In Boyd’s video, we are then shown the camera lens, that ubiquitous Eye which has now replaced the Eye of God, thought to be all-seeing in the ancient world–and perhaps the Eye of Horus was its earliest manifestation–with the ubiquitous “killing gaze” of the eye of the state of surveillance inside which we have all been captured. We note the word “Eidos” that appears on the rim of this camera eye, suggesting Plato’s understanding of Being as eidos, which Heidegger regarded as the birth of the metaphysical tradition with its shift into a logocentric understanding of all things as Vorhandenheit, or self-sufficient entities existing transcendently above and beyond the actual world of doing and living.
The camera eye is also the killing gaze of Medusa which freezes, captures and arrests all motion, and in Boyd’s video, it has replaced the alchemist as the one in charge of all processes of transformation which, these days, amount to capturing individuals inside the matrix, from whence they cannot escape. Indeed, it was due to the ubiquity of such camera eyes that the Boston bombers were able to found, for once their digitized avatars had been located and extracted from the infinite data of the matrix, their days in physical space as living beings were numbered.

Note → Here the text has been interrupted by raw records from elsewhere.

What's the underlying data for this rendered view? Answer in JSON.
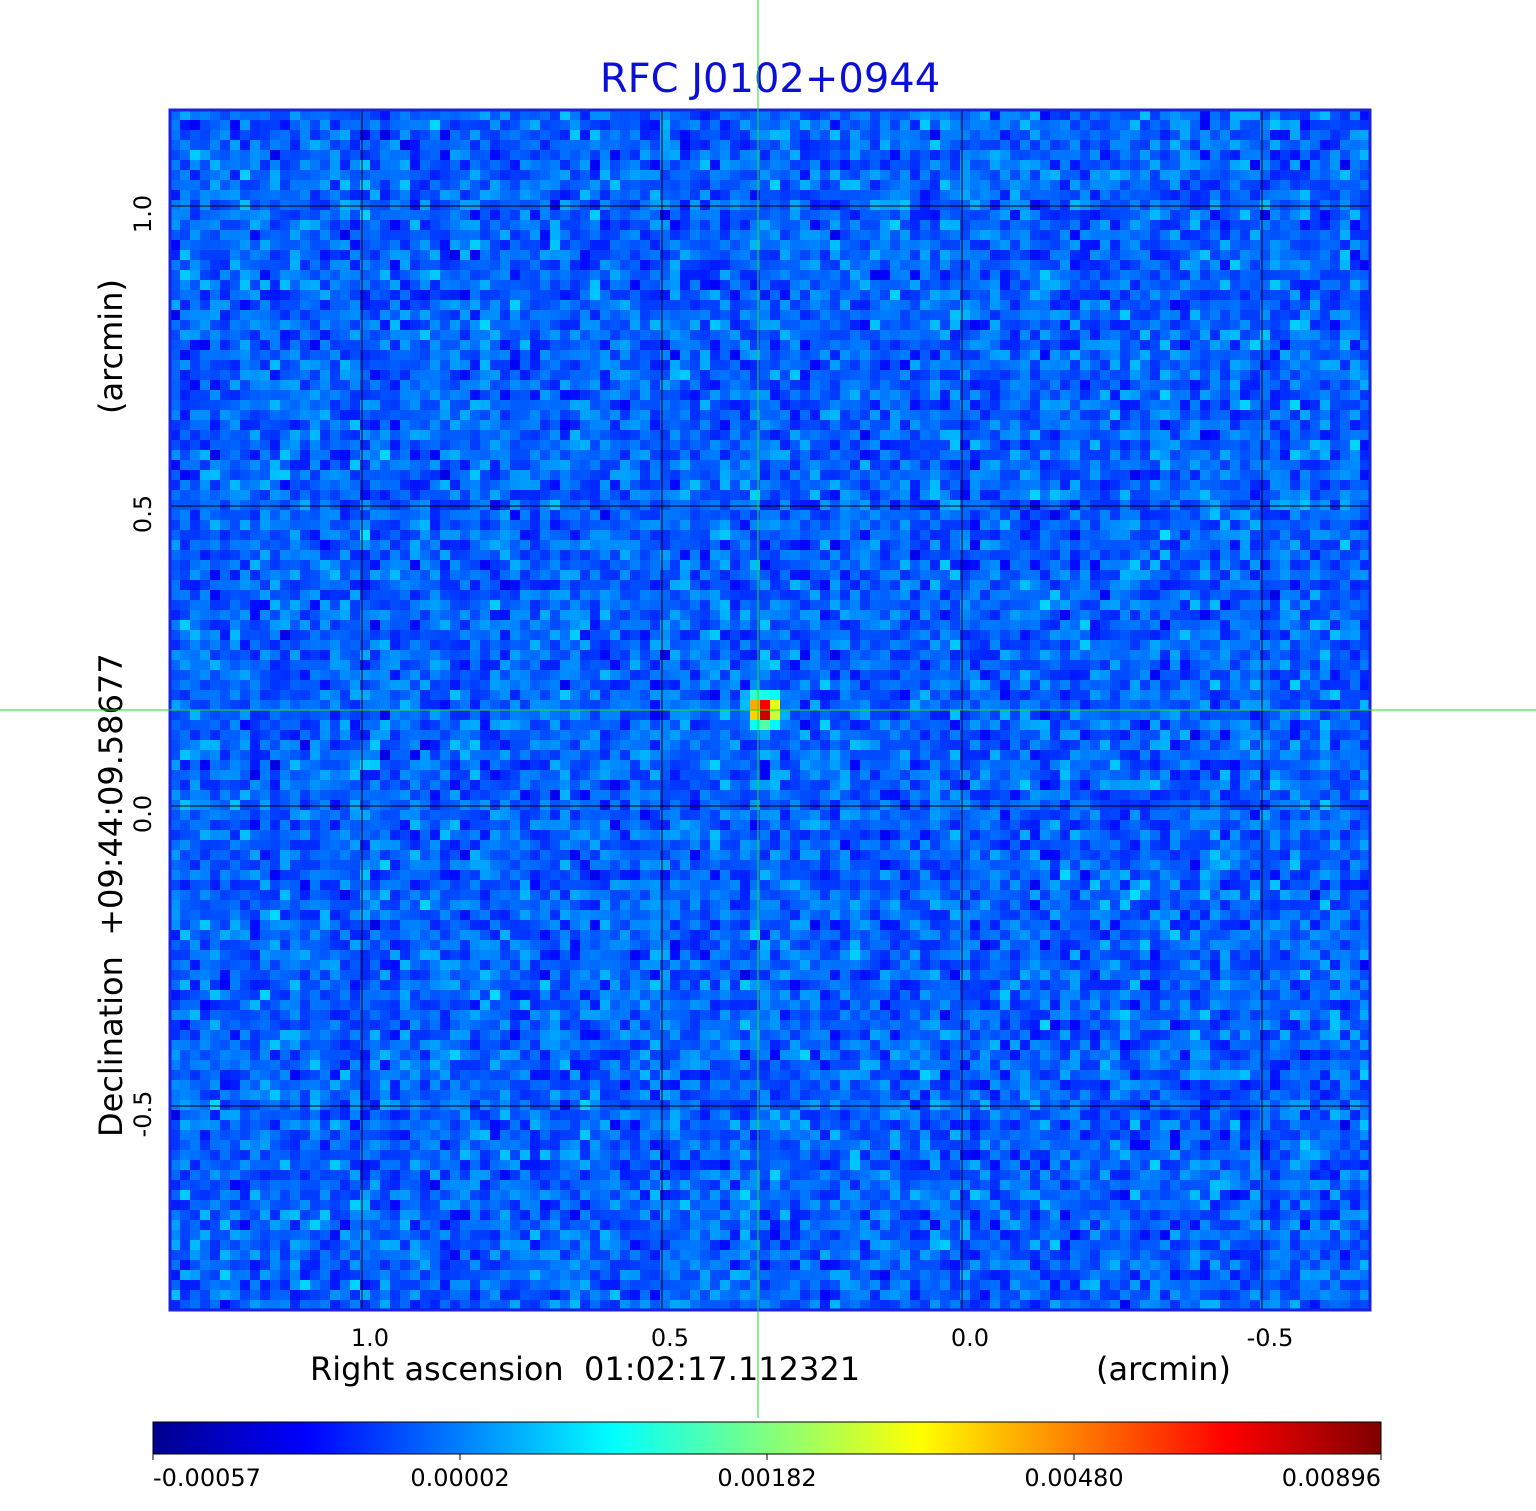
{
  "chart_data": {
    "type": "heatmap",
    "title": "RFC J0102+0944",
    "xlabel": "Right ascension  01:02:17.112321",
    "xunit": "(arcmin)",
    "ylabel": "Declination  +09:44:09.58677",
    "yunit": "(arcmin)",
    "x_ticks": [
      "1.0",
      "0.5",
      "0.0",
      "-0.5"
    ],
    "y_ticks": [
      "1.0",
      "0.5",
      "0.0",
      "-0.5"
    ],
    "x_tick_values": [
      1.0,
      0.5,
      0.0,
      -0.5
    ],
    "y_tick_values": [
      1.0,
      0.5,
      0.0,
      -0.5
    ],
    "xlim": [
      1.32,
      -0.68
    ],
    "ylim": [
      -0.84,
      1.16
    ],
    "grid": true,
    "crosshair": {
      "x": 0.34,
      "y": 0.16,
      "color": "#22dd22"
    },
    "source_peak": {
      "x": 0.33,
      "y": 0.16,
      "value": 0.00896
    },
    "colorbar": {
      "colormap": "jet",
      "ticks": [
        "-0.00057",
        "0.00002",
        "0.00182",
        "0.00480",
        "0.00896"
      ],
      "placement": "bottom"
    },
    "frame_color": "#1a22e0"
  }
}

The motion capture grid soon begins to surface through the contorting mausoleic figure, and it begins to break apart as its codes are unleashed in lines of algorithmic text that flows across the screen. These are the codes that code for today’s being as being-digitized, a phase Heidegger missed because he did not pay attention to the emergence of electronic technologies, which are if anything, apparatuses for the capture of all entities.
What then takes place is the equivalent of digital alchemy, only in place of a hermetic vessel, we have a sound-proofed “dead room” inside the matrix of electronic Being-as-being-pixilated. The process is supervised not by an alchemist, as we have said, but by the cool and remote gaze of the camera, or “ka-mera” as one of the puns on the algorithmic code list says, a device, that is, for capturing one’s “ka” or soul.
The algorithmic grid codes then burst apart into a swarm of alphabetic letters, since the electronic Umwelt is a layer that presupposes and has been made possible by the Greco-Hebraic invention of the alphabet as a script for abstract thinking and for dissolving mythic figures into rational concepts, concepts, be it said, that will provide the codes for the gigantic machines of Western civilization.
The letter swarm also evokes William Burroughs’s idea of the word virus that spreads through a society and reproduces its meme through mental mimesis; the Logos has now become digitized, but in doing so it has lost its transcendent function and become a confused data swarm; we are not in a Dark Age at all, as William Irwin Thompson used to argue, but precisely the opposite; an age of too much Light: too many self-luminous gadgets and too much information and knowledge, rather than too little. The information overload comes at the individual like a data swarm and is tantamount to an assault, not a liberation, as it was in the quiet candle-lit days of a Descartes or a Montaigne sitting at his desk with a stack of yellowing codices around him.